Eleven-year-old Martin is not like other boys. He doesn’t like “normal boy stuff” like sports, and would prefer to stay in his house and play videogames. His dad sends him off to stay with his aunt for the summer on a secluded island in Maine. On this island, away from everything he knows and with the help of a new friend, Martin attempts to figure out his place in the world.
Maria's father is Indian and mother is Mexican, but in the rural 1940s California community where she lives, that is not uncommon. Maria is focused on playing softball, but finds she might have to take on a bigger role to fight injustice.
Investigating what happened to the Twin Towers on 9/11 is just a part of fifth grader Déjà’s challenges when her teacher introduces the class to a unit of study about it. However, despite living in a shelter and attending a new school, Déjà manages to make friends through this study while answering some questions about her father’s fragile condition and what it means to be an American.

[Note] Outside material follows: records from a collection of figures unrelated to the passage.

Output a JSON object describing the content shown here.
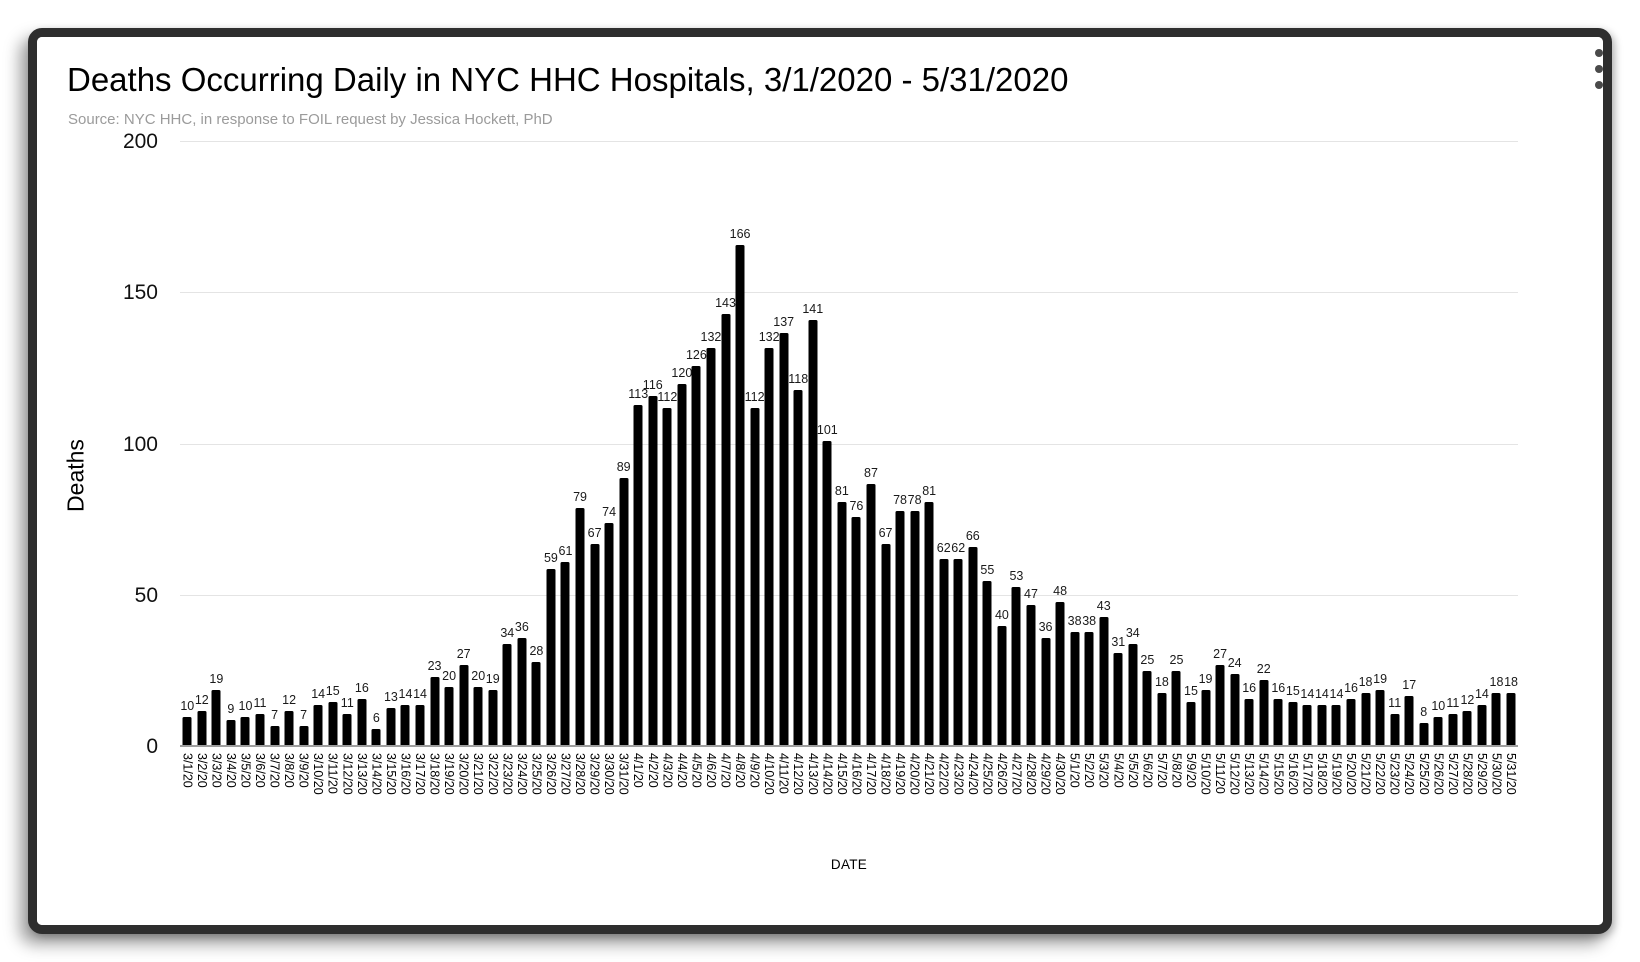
{
  "menu": {
    "icon": "kebab-menu"
  },
  "chart_data": {
    "type": "bar",
    "title": "Deaths Occurring Daily in NYC HHC Hospitals, 3/1/2020 - 5/31/2020",
    "source": "Source: NYC HHC, in response to FOIL request by Jessica Hockett, PhD",
    "xlabel": "DATE",
    "ylabel": "Deaths",
    "ylim": [
      0,
      200
    ],
    "yticks": [
      0,
      50,
      100,
      150,
      200
    ],
    "grid": true,
    "legend": "none",
    "bar_color": "#000000",
    "categories": [
      "3/1/20",
      "3/2/20",
      "3/3/20",
      "3/4/20",
      "3/5/20",
      "3/6/20",
      "3/7/20",
      "3/8/20",
      "3/9/20",
      "3/10/20",
      "3/11/20",
      "3/12/20",
      "3/13/20",
      "3/14/20",
      "3/15/20",
      "3/16/20",
      "3/17/20",
      "3/18/20",
      "3/19/20",
      "3/20/20",
      "3/21/20",
      "3/22/20",
      "3/23/20",
      "3/24/20",
      "3/25/20",
      "3/26/20",
      "3/27/20",
      "3/28/20",
      "3/29/20",
      "3/30/20",
      "3/31/20",
      "4/1/20",
      "4/2/20",
      "4/3/20",
      "4/4/20",
      "4/5/20",
      "4/6/20",
      "4/7/20",
      "4/8/20",
      "4/9/20",
      "4/10/20",
      "4/11/20",
      "4/12/20",
      "4/13/20",
      "4/14/20",
      "4/15/20",
      "4/16/20",
      "4/17/20",
      "4/18/20",
      "4/19/20",
      "4/20/20",
      "4/21/20",
      "4/22/20",
      "4/23/20",
      "4/24/20",
      "4/25/20",
      "4/26/20",
      "4/27/20",
      "4/28/20",
      "4/29/20",
      "4/30/20",
      "5/1/20",
      "5/2/20",
      "5/3/20",
      "5/4/20",
      "5/5/20",
      "5/6/20",
      "5/7/20",
      "5/8/20",
      "5/9/20",
      "5/10/20",
      "5/11/20",
      "5/12/20",
      "5/13/20",
      "5/14/20",
      "5/15/20",
      "5/16/20",
      "5/17/20",
      "5/18/20",
      "5/19/20",
      "5/20/20",
      "5/21/20",
      "5/22/20",
      "5/23/20",
      "5/24/20",
      "5/25/20",
      "5/26/20",
      "5/27/20",
      "5/28/20",
      "5/29/20",
      "5/30/20",
      "5/31/20"
    ],
    "values": [
      10,
      12,
      19,
      9,
      10,
      11,
      7,
      12,
      7,
      14,
      15,
      11,
      16,
      6,
      13,
      14,
      14,
      23,
      20,
      27,
      20,
      19,
      34,
      36,
      28,
      59,
      61,
      79,
      67,
      74,
      89,
      113,
      116,
      112,
      120,
      126,
      132,
      143,
      166,
      112,
      132,
      137,
      118,
      141,
      101,
      81,
      76,
      87,
      67,
      78,
      78,
      81,
      62,
      62,
      66,
      55,
      40,
      53,
      47,
      36,
      48,
      38,
      38,
      43,
      31,
      34,
      25,
      18,
      25,
      15,
      19,
      27,
      24,
      16,
      22,
      16,
      15,
      14,
      14,
      14,
      16,
      18,
      19,
      11,
      17,
      8,
      10,
      11,
      12,
      14,
      18,
      18
    ]
  }
}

In this unique collection of twelve short stories, you will have a glimpse into the very diverse lives of young Latinos. Their touching tales range from family struggles with immigration laws to battling poverty to pursuing a passions for soccer. Delacre's stories are real and the charcoal pencil illustrations are just captivating.
What does a life-sized X-Wing Lego Starfighter have to do with the fantasyland treehouses found at Finca Bellavista in southern Costa Rica? They, along with the Eiffel Tower, the Great Wall of China, and the pyramids of Giza are all marvelous creations. This book will intrigue you and amuse you with Michael Hearst's quirky humor and Matt Johnstone's striking cartoon-like drawings. You will curiously keep turning the pages!
Lying. We know it’s wrong, but it is a very common part of our daily communication. From a little white lie to a giant whopper, why do we do it? Is lying to spare someone’s feelings okay? Is lying sometimes even necessary? This book examines the different types of lies we tell and the motivations for doing so.
Werewolves, zombies, and vampires- oh my! This book is a fun look at the science behind monsters. What would these monsters look like? Could a plague really spread and turn us all into zombies? How could a person transform into a hairy werewolf? All of these questions and more are answered as the book explores whether monsters could actually survive in our world.
As a fifth grader in Puerto Rico, Arturo Schomburg refused to accept that "Africa's sons and daughters had no history," as told by his teacher. So began his lifelong quest to learn about such geniuses of African descent as Benjamin Banneker, Frederick Douglass, Phillis Wheatley, and even Beethoven. His rare manuscripts and book collections were later purchased and donated in 1926 to the New York Public Library.